Pode parecer um detalhe burocrático ou operacional, mas não é. Trata-se de um problema que avança agressivamente na saúde suplementar brasileira e que sufoca a Cirurgia e Traumatologia Bucomaxilofacial: a verticalização e a imposição de barreiras corporativas sobre o ato cirúrgico. Quando um mesmo grupo econômico controla o plano de saúde, o hospital, as redes de atendimento e a auditoria que autoriza, ou nega, os procedimentos, uma pergunta central precisa ser feita: onde fica o paciente?
A busca por eficiência organizacional é legítima, mas se torna perigosa quando a lógica do custo financeiro passa a se sobrepor à lógica do cuidado à vida. Em nossa especialidade, decisões sobre o uso de materiais especiais (OPME) não são caprichos: são determinantes para o sucesso funcional da mastigação, da respiração e da harmonia facial do paciente. Quando exames essenciais são restringidos, materiais de qualidade comprovada são glosados e profissionais de excelência são descredenciados apenas por defenderem o melhor para o paciente, a saúde é gravemente ameaçada.
É aqui que resgatamos um princípio que pertence a toda a sociedade: a autonomia do profissional de saúde. Ela não é um privilégio corporativo, mas uma salvaguarda do paciente. Existe para que a decisão cirúrgica seja guiada estritamente pela ciência, pela ética e pela anatomia singular de cada pessoa, nunca pelos interesses econômicos e pelas planilhas de metas de quem financia o sistema. Os códigos de ética profissional são categóricos: nenhum interesse financeiro ou patronal pode interferir na escolha do melhor tratamento para o paciente.
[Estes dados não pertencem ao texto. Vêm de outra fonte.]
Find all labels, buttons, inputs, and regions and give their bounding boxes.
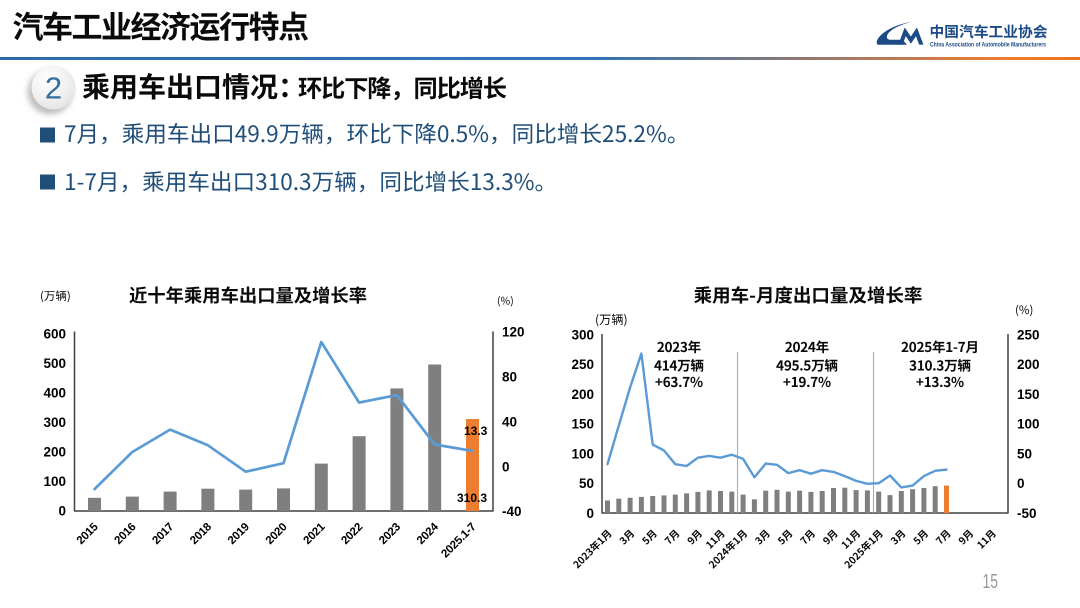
svg-text:80: 80 [502, 370, 517, 385]
svg-text:150: 150 [571, 417, 594, 432]
svg-text:0: 0 [58, 503, 66, 518]
svg-text:500: 500 [43, 356, 66, 371]
svg-text:2: 2 [45, 71, 62, 106]
svg-text:-50: -50 [1017, 506, 1037, 521]
svg-text:13.3: 13.3 [464, 424, 488, 438]
svg-text:0: 0 [586, 506, 594, 521]
svg-text:250: 250 [571, 357, 594, 372]
svg-text:200: 200 [571, 387, 594, 402]
svg-text:300: 300 [571, 327, 594, 342]
svg-text:200: 200 [1017, 357, 1040, 372]
svg-text:100: 100 [43, 474, 66, 489]
svg-text:400: 400 [43, 385, 66, 400]
svg-text:100: 100 [571, 446, 594, 461]
svg-text:0: 0 [502, 459, 510, 474]
svg-text:0: 0 [1017, 476, 1025, 491]
svg-text:310.3: 310.3 [457, 491, 487, 505]
svg-text:40: 40 [502, 414, 517, 429]
svg-text:150: 150 [1017, 387, 1040, 402]
svg-text:250: 250 [1017, 327, 1040, 342]
svg-text:50: 50 [1017, 446, 1032, 461]
svg-text:15: 15 [983, 570, 999, 593]
svg-text:50: 50 [579, 476, 594, 491]
svg-text:600: 600 [43, 326, 66, 341]
svg-text:120: 120 [502, 325, 525, 340]
svg-text:100: 100 [1017, 417, 1040, 432]
svg-text:300: 300 [43, 415, 66, 430]
svg-text:200: 200 [43, 444, 66, 459]
svg-text:China Association of Automobil: China Association of Automobile Manufact… [930, 43, 1047, 49]
svg-text:-40: -40 [502, 504, 522, 519]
Há, ainda, o lado invisível dessa engrenagem: a precarização e o desrespeito aos cirurgiões bucomaxilofaciais. Muitos profissionais enfrentam tabelas de honorários defasadas há anos, pressões administrativas absurdas e contratos frágeis. Um cirurgião pressionado, limitado em suas escolhas técnicas e cerceado em sua autonomia e em suas bases científicas é, em última análise, um risco para o próprio cidadão que está na mesa de operação.
Garantir a livre concorrência, o respeito aos prestadores independentes e a justa cobertura contratual é um dever ético e legal. A saúde privada precisa compreender que o beneficiário paga por assistência real, por segurança e por resolutividade, não por negativas padronizadas ou redes esvaziadas que inviabilizam procedimentos complexos.
O Colégio Brasileiro de Cirurgia e Traumatologia Bucomaxilofacial mantém-se firme na defesa de que a relação entre o cirurgião e seu paciente é sagrada. Ela não pode ser transformada em um balcão de negócios ou em um simples centro de custo.
Portanto, voltamos à pergunta do início: quem decide sobre a sua cirurgia? Que a resposta continue sendo você e o seu cirurgião bucomaxilofacial, guiados pela ciência, pela técnica precisa e pela mútua confiança. Nunca uma planilha de auditoria.